A free subscription service called ProfNet has quickly become a fast and easy way for journalists to get in contact with expert sources throughout the reporting process. ProfNet has taken the stress out of researching for a story. With ProfNet, journalists no longer have to search for sources. Credible sources come to them.
ProfNet is like Craig’s List for reporters. In no time at all a journalist can receive an assignment, log onto ProfNet, submit a request for expert sources on a certain subject, and sit back and relax while the website quickly connects the reporter with just the right people from the website’s database of credible expert sources.
ProfNet allows reporters to handpick from a list of sources and even tailor sources to fit specific needs. Sound too good to be true? For students, it could be. To use ProfNet, subscribers must be affiliated with a professional publication. Some of us may not be able to use it now, but it’s something to look forward to out in the real world.
For me, this is great news.
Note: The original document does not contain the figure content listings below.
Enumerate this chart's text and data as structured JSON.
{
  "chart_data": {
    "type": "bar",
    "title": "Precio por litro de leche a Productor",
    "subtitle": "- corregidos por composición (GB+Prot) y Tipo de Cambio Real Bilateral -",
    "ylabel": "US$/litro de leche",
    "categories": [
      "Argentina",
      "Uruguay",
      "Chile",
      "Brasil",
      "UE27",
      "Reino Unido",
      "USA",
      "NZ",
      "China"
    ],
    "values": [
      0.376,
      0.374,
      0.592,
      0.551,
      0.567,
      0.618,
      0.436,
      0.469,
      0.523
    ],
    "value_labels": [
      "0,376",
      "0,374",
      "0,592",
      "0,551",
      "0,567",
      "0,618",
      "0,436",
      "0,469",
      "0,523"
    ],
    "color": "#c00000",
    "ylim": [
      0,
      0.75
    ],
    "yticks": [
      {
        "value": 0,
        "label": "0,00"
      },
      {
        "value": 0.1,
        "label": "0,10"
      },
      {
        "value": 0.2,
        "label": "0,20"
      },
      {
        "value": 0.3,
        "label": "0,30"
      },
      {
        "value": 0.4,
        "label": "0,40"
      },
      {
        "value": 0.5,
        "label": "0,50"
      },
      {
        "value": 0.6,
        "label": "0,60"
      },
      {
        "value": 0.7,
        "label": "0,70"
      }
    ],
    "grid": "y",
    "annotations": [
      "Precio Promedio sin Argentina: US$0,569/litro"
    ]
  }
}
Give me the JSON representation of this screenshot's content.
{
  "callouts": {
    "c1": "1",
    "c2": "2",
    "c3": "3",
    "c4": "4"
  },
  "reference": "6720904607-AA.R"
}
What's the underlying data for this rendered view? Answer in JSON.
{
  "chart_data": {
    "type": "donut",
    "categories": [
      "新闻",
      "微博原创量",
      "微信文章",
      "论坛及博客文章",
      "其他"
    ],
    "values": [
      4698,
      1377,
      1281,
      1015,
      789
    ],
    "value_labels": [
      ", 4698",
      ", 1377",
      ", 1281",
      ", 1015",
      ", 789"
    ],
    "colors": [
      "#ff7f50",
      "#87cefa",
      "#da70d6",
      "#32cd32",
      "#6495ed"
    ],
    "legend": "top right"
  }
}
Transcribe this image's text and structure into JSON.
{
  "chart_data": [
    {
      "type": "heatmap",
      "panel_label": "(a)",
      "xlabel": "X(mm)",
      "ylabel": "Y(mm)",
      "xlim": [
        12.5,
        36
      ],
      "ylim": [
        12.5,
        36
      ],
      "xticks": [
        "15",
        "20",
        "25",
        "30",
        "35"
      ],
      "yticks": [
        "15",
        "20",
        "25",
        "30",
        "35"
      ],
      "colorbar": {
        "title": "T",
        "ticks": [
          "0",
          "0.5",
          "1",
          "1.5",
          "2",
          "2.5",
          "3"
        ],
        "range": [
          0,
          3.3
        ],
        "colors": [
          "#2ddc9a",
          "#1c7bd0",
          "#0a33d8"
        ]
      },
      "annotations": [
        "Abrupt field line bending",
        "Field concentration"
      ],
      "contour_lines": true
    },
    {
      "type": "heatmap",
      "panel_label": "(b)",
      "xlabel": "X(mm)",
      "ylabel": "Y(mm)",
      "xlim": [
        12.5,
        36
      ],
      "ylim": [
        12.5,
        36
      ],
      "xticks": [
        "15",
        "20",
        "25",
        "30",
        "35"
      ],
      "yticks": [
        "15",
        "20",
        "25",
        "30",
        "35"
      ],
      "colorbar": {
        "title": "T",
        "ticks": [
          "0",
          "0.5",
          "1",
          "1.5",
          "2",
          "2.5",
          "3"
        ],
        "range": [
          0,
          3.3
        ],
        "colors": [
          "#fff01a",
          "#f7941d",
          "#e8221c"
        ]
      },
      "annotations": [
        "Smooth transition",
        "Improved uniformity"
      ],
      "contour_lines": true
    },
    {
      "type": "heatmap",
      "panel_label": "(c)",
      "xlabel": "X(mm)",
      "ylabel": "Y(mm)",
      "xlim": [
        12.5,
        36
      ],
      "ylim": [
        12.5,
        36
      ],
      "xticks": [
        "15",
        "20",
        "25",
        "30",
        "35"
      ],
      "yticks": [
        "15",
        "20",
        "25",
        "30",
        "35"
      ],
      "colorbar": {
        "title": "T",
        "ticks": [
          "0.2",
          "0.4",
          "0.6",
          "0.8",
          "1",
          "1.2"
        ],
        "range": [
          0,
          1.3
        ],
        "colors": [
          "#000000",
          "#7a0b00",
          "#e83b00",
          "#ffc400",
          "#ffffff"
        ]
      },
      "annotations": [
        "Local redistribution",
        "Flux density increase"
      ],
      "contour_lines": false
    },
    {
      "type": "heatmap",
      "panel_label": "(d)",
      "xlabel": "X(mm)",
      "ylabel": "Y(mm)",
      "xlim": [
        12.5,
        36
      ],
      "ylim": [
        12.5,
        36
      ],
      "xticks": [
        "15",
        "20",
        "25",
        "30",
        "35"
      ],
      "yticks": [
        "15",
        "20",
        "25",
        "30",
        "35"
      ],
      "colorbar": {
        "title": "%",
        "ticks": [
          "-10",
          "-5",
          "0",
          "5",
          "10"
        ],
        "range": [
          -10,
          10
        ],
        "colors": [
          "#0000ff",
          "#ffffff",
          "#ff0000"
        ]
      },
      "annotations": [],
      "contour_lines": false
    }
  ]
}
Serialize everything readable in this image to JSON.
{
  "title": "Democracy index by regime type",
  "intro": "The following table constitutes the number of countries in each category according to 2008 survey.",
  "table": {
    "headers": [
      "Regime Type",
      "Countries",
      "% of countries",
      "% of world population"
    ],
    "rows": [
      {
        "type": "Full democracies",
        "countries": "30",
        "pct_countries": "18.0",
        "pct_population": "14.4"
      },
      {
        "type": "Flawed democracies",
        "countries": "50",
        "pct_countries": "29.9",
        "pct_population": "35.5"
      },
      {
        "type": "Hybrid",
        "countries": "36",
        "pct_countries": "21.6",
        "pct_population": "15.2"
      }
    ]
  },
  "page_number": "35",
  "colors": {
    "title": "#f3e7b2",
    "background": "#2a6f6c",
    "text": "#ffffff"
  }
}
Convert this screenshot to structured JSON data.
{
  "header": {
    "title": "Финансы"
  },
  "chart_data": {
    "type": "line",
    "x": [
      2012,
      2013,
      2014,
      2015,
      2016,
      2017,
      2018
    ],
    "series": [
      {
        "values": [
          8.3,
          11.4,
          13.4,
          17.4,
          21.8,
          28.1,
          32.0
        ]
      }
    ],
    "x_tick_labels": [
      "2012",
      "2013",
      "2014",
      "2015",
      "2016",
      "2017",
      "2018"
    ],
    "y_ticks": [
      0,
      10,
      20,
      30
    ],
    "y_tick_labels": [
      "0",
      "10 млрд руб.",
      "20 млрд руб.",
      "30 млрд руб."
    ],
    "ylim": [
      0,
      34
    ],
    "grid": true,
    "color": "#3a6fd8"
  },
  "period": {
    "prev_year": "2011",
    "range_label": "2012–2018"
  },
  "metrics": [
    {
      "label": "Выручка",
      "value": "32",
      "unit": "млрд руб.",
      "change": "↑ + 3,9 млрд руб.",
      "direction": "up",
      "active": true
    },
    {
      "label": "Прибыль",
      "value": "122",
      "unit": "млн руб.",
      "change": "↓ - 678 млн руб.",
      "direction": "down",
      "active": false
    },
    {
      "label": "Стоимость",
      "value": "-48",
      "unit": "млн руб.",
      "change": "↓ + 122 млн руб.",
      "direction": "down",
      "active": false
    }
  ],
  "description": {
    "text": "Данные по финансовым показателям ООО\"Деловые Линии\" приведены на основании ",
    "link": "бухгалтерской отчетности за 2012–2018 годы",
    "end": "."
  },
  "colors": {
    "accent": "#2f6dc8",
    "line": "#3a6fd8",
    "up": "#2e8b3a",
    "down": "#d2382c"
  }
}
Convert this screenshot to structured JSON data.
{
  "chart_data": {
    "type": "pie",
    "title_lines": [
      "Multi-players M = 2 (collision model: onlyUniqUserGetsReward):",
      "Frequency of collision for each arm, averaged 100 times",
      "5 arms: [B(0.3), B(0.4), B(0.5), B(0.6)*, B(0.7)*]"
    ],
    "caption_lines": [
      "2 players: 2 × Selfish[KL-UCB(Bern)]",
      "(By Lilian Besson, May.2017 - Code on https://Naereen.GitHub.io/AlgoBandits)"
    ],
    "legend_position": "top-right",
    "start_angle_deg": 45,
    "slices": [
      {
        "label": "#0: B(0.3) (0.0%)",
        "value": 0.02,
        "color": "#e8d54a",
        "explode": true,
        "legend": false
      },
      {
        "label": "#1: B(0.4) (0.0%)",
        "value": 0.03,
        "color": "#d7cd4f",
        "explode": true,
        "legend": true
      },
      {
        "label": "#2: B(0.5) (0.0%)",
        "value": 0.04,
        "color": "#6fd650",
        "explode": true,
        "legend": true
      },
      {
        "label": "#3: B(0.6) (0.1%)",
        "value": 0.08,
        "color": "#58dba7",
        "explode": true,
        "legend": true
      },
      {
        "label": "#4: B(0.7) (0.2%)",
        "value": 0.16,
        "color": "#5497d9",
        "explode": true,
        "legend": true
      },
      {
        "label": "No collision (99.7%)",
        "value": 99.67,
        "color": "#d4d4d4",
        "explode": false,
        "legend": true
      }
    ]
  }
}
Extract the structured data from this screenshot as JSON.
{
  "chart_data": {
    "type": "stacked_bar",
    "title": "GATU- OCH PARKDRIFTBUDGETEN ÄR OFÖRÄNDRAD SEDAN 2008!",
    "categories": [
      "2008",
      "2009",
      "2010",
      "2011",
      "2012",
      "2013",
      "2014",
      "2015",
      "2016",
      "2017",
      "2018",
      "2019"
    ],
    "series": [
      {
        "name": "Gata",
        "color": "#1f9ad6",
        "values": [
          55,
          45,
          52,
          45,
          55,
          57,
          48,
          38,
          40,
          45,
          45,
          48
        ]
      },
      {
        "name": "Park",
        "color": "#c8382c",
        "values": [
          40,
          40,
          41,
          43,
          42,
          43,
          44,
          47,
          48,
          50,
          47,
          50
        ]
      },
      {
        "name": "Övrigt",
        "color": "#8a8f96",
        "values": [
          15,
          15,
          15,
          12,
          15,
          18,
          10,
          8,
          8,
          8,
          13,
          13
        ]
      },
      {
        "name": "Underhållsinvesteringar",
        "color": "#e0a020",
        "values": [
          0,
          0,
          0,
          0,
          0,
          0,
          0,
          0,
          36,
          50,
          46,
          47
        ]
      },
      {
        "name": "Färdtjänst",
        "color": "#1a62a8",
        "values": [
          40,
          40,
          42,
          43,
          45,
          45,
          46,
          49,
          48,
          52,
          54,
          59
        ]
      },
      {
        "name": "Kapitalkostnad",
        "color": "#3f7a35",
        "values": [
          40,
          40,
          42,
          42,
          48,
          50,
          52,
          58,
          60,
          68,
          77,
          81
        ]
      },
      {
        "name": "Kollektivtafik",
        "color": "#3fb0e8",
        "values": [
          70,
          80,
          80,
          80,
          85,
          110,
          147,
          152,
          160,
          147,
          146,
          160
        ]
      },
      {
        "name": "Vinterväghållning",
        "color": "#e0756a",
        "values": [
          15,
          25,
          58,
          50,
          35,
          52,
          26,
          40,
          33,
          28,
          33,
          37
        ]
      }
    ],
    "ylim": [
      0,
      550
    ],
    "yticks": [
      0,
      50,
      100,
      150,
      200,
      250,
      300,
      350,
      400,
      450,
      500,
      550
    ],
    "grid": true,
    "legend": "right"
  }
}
In my opinion, researching for a story is always one of the most stressful stages of the writing process. Even if I find a source on the Internet or through the phone book, there’s no guarantee that person will provide the information I need for my story. Even worse, the source may never answer the phone or respond to voicemail or email. Then I’m back to square one, and precious reporting time is wasted.
For others, ProfNet could take the fun out of journalism. Some people love the reporting process. For these people, getting out there and finding the story is what makes the job exciting. In that case, ProfNet keeps reporters in the office instead of out searching for sources.
Have any of you heard about ProfNet? What are your opinions? Does it take the fun out of our job, or does it make everything a whole lot easier?